De vakgroep Huisartsgeneeskunde van de KU Leuven werkt op dit moment aan een richtlijn hierover. “We zijn daar al drie jaar mee bezig”, zegt professor Jan De Lepeleire. “Op het eerste gezicht zou je denken: makkelijk, we bouwen die medicatie snel af. Maar in de realiteit is dat helemaal niet zo evident.”

Niet alleen is het voor artsen nagenoeg onmogelijk om te bepalen hoelang iemand nog zal leven, elke patiënt is ook anders. “Chemo bijvoorbeeld”, zegt De Lepeleire, “kan soms ook palliatief zin hebben. We mogen zeker niet alles op een hoop gooien.”
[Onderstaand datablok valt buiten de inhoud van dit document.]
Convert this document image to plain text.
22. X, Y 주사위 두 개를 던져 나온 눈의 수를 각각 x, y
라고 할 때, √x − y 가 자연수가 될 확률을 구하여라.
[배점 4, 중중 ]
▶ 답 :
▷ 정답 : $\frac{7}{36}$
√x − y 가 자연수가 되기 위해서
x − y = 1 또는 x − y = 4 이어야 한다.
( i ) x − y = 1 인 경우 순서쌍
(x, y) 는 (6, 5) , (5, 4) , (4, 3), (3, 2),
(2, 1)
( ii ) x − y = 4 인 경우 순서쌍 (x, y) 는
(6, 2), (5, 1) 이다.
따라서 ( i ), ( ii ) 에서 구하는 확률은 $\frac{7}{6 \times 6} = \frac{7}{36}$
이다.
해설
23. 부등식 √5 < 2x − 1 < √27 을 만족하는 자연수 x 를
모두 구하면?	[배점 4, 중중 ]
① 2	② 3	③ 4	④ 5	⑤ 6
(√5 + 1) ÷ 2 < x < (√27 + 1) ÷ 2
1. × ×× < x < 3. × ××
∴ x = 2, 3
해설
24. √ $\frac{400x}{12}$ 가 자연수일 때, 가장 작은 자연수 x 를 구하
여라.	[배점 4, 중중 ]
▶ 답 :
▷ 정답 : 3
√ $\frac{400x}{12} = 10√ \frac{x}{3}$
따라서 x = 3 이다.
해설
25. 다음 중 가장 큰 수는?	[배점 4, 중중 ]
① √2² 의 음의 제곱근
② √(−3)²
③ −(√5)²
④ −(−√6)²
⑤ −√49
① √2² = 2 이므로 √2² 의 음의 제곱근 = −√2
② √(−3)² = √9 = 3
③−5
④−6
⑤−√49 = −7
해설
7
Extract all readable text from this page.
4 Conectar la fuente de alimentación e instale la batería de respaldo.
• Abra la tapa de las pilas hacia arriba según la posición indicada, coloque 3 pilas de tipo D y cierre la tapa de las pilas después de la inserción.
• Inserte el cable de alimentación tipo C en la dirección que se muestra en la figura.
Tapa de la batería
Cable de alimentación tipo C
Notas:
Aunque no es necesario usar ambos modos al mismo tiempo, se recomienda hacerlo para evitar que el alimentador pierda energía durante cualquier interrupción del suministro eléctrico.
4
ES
Maar dat er een probleem is, dat ontkent ook de Leuvense prof niet. “Dat is niet meer pillen slikken dat wij doen, maar pillen ‘eten’. Alleen is het een uitermate moeilijke kwestie, die je niet zo eenvoudig opgelost krijgt. Ik hoop dat onze richtlijn hier in de toekomst verandering in kan brengen.”